Why? The proper way to do E-Commerce is in a true merged channel environment, where E-Commerce is just one avenue and it's the glue between mobile, call centers, physical locations and even Second Life efforts.
That means that such integration will take quite a few years to fully form, and there's no way to know what it will look like at that point or what the economy will be or what your customers then will want. That's the Faith part. You must believe that it is the best shot for success your chain has and start moving all operations in that direction.
But Faith only goes so far. Therefore, the next F in our Three F Reality is Force. Your customers expect it, your competitors are doing it and the market will expect it. Ignore E-Commerce now and you risk everything you have five years down the road.
The demographics will also force it. Younger consumers are demanding E-Commerce, because it's what they've grown up with. Their purchases start—and often end—online. Over the years, the percentage of Web-demanding customers will sharply increase. How sharply? That depends on your customer base. It will increase for all, but some may have a few years more before the inevitable kicks in.
But let's examine why people are starting to doubt the E-Commerce viability. Merged channel strategies (which start with multi-channel and then move to cross-channel before they take the next plunge into the big time) are remarkably hard.
It's not just that they are expensive (they are) and require a lot of hard work (they do). It's that senior management is most likely really uncomfortable with the merged channel. It screws up compensation/incentive systems, as store managers can no longer be compensated solely based on what their store sells. They may make more money for the chain letting certain sales happen online, for example.

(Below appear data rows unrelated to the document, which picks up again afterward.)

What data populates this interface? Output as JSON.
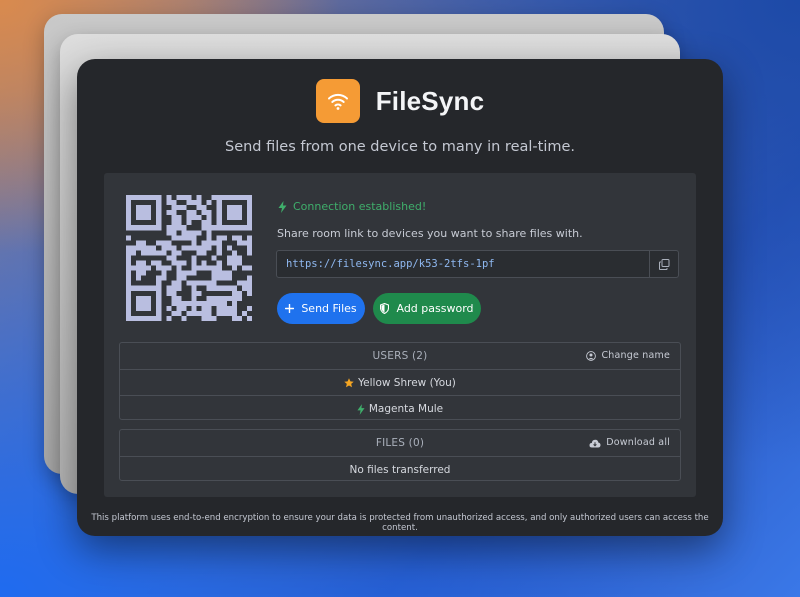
{
  "brand": {
    "name": "FileSync",
    "logo_icon": "wifi-icon",
    "accent": "#f59b35"
  },
  "tagline": "Send files from one device to many in real-time.",
  "room": {
    "status": "Connection established!",
    "status_color": "#3fae6b",
    "instructions": "Share room link to devices you want to share files with.",
    "link": "https://filesync.app/k53-2tfs-1pf",
    "copy_icon": "copy-icon"
  },
  "actions": {
    "send_files": "Send Files",
    "add_password": "Add password",
    "send_color": "#1f72ee",
    "password_color": "#1f8a4c"
  },
  "users": {
    "header": "USERS (2)",
    "change_name": "Change name",
    "items": [
      {
        "label": "Yellow Shrew (You)",
        "icon": "star-icon"
      },
      {
        "label": "Magenta Mule",
        "icon": "bolt-icon"
      }
    ]
  },
  "files": {
    "header": "FILES (0)",
    "download_all": "Download all",
    "empty": "No files transferred"
  },
  "footer": "This platform uses end-to-end encryption to ensure your data is protected from unauthorized access, and only authorized users can access the content."
}
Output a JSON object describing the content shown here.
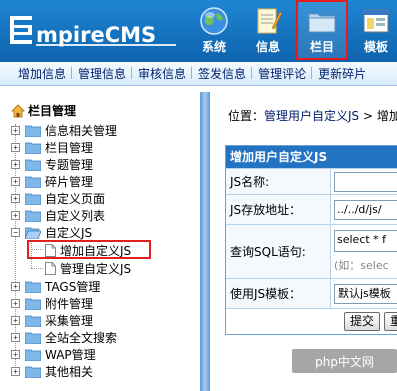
{
  "header": {
    "logo_text": "EmpireCMS",
    "nav": [
      {
        "label": "系统",
        "icon": "globe-icon",
        "active": false
      },
      {
        "label": "信息",
        "icon": "notepad-icon",
        "active": false
      },
      {
        "label": "栏目",
        "icon": "folder-icon",
        "active": true
      },
      {
        "label": "模板",
        "icon": "window-icon",
        "active": false
      }
    ]
  },
  "subnav": {
    "items": [
      "增加信息",
      "管理信息",
      "审核信息",
      "签发信息",
      "管理评论",
      "更新碎片"
    ]
  },
  "tree": {
    "title": "栏目管理",
    "nodes": [
      {
        "label": "信息相关管理",
        "expanded": false
      },
      {
        "label": "栏目管理",
        "expanded": false
      },
      {
        "label": "专题管理",
        "expanded": false
      },
      {
        "label": "碎片管理",
        "expanded": false
      },
      {
        "label": "自定义页面",
        "expanded": false
      },
      {
        "label": "自定义列表",
        "expanded": false
      },
      {
        "label": "自定义JS",
        "expanded": true,
        "children": [
          {
            "label": "增加自定义JS",
            "selected": true
          },
          {
            "label": "管理自定义JS",
            "selected": false
          }
        ]
      },
      {
        "label": "TAGS管理",
        "expanded": false
      },
      {
        "label": "附件管理",
        "expanded": false
      },
      {
        "label": "采集管理",
        "expanded": false
      },
      {
        "label": "全站全文搜索",
        "expanded": false
      },
      {
        "label": "WAP管理",
        "expanded": false
      },
      {
        "label": "其他相关",
        "expanded": false
      }
    ]
  },
  "content": {
    "breadcrumb_prefix": "位置：",
    "breadcrumb_link": "管理用户自定义JS",
    "breadcrumb_sep": " > ",
    "breadcrumb_current": "增加",
    "form_title": "增加用户自定义JS",
    "fields": {
      "js_name": {
        "label": "JS名称:",
        "value": ""
      },
      "js_path": {
        "label": "JS存放地址：",
        "value": "../../d/js/"
      },
      "sql": {
        "label": "查询SQL语句:",
        "value": "select * f",
        "hint": "(如：selec"
      },
      "template": {
        "label": "使用JS模板：",
        "value": "默认js模板"
      }
    },
    "buttons": {
      "submit": "提交",
      "reset": "重"
    }
  },
  "watermark": {
    "text": "php中文网",
    "brand": "php"
  },
  "colors": {
    "header_blue": "#1577c8",
    "highlight_red": "#e02020",
    "form_head": "#2273c2",
    "link": "#00206c"
  }
}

When execs get uncomfortable, it's hard to know whether it's the fear of the unknown or whether it's a gut feeling that this is the wrong path. The instinct to change direction can be based on a sophisticated subconscious detection of a worrisome trend, or it might be the irrational fear of the unknown. Both deliver that same nagging doubt and it's hard to tell the difference.
Indeed, some companies are trying to get creative with E-Commerce, but they run into the Catch-22/Chicken-and-Egg problem.
Creative attempt number one: A company called TurnTo next week will introduce its attempt at merging E-Commerce with social networks. The problem: With the typical E-Commerce site's customer comment area, there's little credibility, because you have no idea who the people really are.
What consumers typically do is play the odds, figuring that if 500 people have commented on the product and 400 said they were happy, it's probably pretty good. Maybe. Then again, what if really crazy people with bad taste like it? There are certainly a lot of them. More cynically, maybe the vendor is stuffing the online ballot box with bogus favorable comments?
TurnTo's idea is use a social networking trick. What if you could choose to only see comments from people in your network (that you presumably know or that a friend of yours knows)? That would likely boost the credibility.
The Chicken-and-Egg problem? How do you get the first thousand people to give up the contact information for all of their friends? Once it's all set up, it's a very cool idea. But how do you get over the initial hurdle?
Second creative approach: a giftcard exchange site called Leverage wanted to address Web advertising effectiveness. Its theory: Extreme relevance—at the right time—turns ads into desired information.
If you're watching a favorite television show and an ad interrupts the action and talks about some car, it's an interruption and an annoyance. But the next day, your car dies and you're suddenly in the market. That very same commercial today might be of more interest than the show, but only to you and only right now.
Leverage invites consumers to create folders and to reveal personal information, such as "planning to vacation in Kauai next July." When that consumer decides two months from now that the family had better start planning their trip, they log into the folder and see tons of hotel discount offers, car rentals, restaurant deals, airline promotions, etc.
A very cool idea. But it has a similar Chicken-and-Egg problem: You can't get those advertisers until you have the consumers doing it and you can't get a lot of consumers to do it until you have the advertisers.
In short: E-Commerce is critical and essential and it can be done, but it will require creativity, persistence, time and a lot of faith that it will somehow work.
Oh, and that third F? Well, it's what will likely happen to retailers that think E-Commerce can be ignored. (For those who must know, the third F is for Fiasco. What, you thought maybe farblondzshet?)